À 17 ans, Arianna rêvait de s'installer dans la grande ville. De devenir quelqu'un. De quitter sa communauté autochtone et faire mieux que les jeunes autour d'elle, aux prises avec la toxicomanie ou se donnant la mort à l'adolescence.

En James, rencontré sur l'internet, elle a trouvé un homme attentif. Elle est tombée amoureuse et a décidé de s'installer avec lui dans un petit appartement de Montréal. Rapidement, le vent a tourné. Le jeune homme a convaincu Arianna de danser nue pour gagner de l'argent. Pour leur couple, disait-il.

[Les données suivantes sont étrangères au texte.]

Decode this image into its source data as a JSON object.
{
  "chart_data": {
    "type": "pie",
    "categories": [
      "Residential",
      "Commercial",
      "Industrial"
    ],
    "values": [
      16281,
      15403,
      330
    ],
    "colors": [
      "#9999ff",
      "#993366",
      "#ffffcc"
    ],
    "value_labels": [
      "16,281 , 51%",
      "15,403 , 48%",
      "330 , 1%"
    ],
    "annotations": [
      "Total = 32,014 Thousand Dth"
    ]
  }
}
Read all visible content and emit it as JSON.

Des histoires comme celle-là, relatée dans leur nouveau livre, les policières du Service de police de la Ville de Montréal (SPVM) Josée Mensales et Diane Veillette en ont vu plus souvent qu'à leur tour. Elles ont mis sur pied il y a 10 ans le programme du SPVM Les Survivantes, pour aider les victimes d'exploitation sexuelle à échapper au joug des trafiquants.

Un choc

En 2015, elles ont été envoyées à Val-d'Or pour travailler dans les communautés autochtones. Elles ont eu tout un choc. C'est à la suite de cette expérience qu'elles ont décidé de se pencher plus particulièrement sur l'exploitation sexuelle dont sont victimes les Inuits et les gens issus des Premières Nations. En a résulté un recueil de témoignages et de réflexions, en anglais et en français, qui sort en librairie mardi : Mon ami... mon agresseur.

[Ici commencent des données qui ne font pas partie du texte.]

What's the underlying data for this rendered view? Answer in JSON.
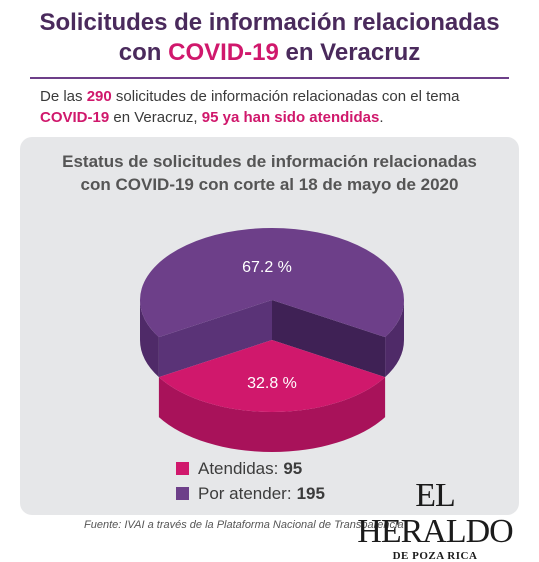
{
  "header": {
    "title_line1": "Solicitudes de información relacionadas",
    "title_line2_accent": "COVID-19",
    "title_line2_pre": "con",
    "title_line2_post": "en Veracruz"
  },
  "intro": {
    "p1": "De las",
    "n_total": "290",
    "p2": "solicitudes de información relacionadas con el tema",
    "topic": "COVID-19",
    "p3": "en Veracruz,",
    "attended_phrase": "95 ya han sido atendidas",
    "p4": "."
  },
  "chart_data": {
    "type": "pie",
    "title": "Estatus de solicitudes de información relacionadas con COVID-19 con corte al 18 de mayo de 2020",
    "title_line1": "Estatus de solicitudes de información relacionadas",
    "title_line2": "con COVID-19 con corte al 18 de mayo de 2020",
    "categories": [
      "Atendidas",
      "Por atender"
    ],
    "values": [
      95,
      195
    ],
    "percent_labels": [
      "32.8 %",
      "67.2 %"
    ],
    "percentages": [
      32.8,
      67.2
    ],
    "colors": [
      "#d0186c",
      "#6d3f89"
    ],
    "side_colors": [
      "#a8125a",
      "#4f2a68"
    ]
  },
  "legend": {
    "items": [
      {
        "label": "Atendidas:",
        "value": "95",
        "color": "#d0186c"
      },
      {
        "label": "Por atender:",
        "value": "195",
        "color": "#6d3f89"
      }
    ]
  },
  "source": "Fuente: IVAI a través de la Plataforma Nacional de Transparencia",
  "logo": {
    "main": "EL HERALDO",
    "sub": "DE POZA RICA"
  }
}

« [Les Inuits et les membres des Premières Nations] sont surreprésentés dans le marché de la traite de personnes, mais on n'a à peu près pas de dossiers. Ce n'est pas normal. »

- Josée Mensales

« Il faut le reconnaître. Il faut en parler et réagir », poursuit-elle.

Pour les deux agentes, il est nécessaire d'adapter les méthodes d'intervention aux communautés autochtones. Elles sont bien conscientes des traumatismes ancrés au fil des ans : les pensionnats et les expériences très négatives avec les autorités, notamment.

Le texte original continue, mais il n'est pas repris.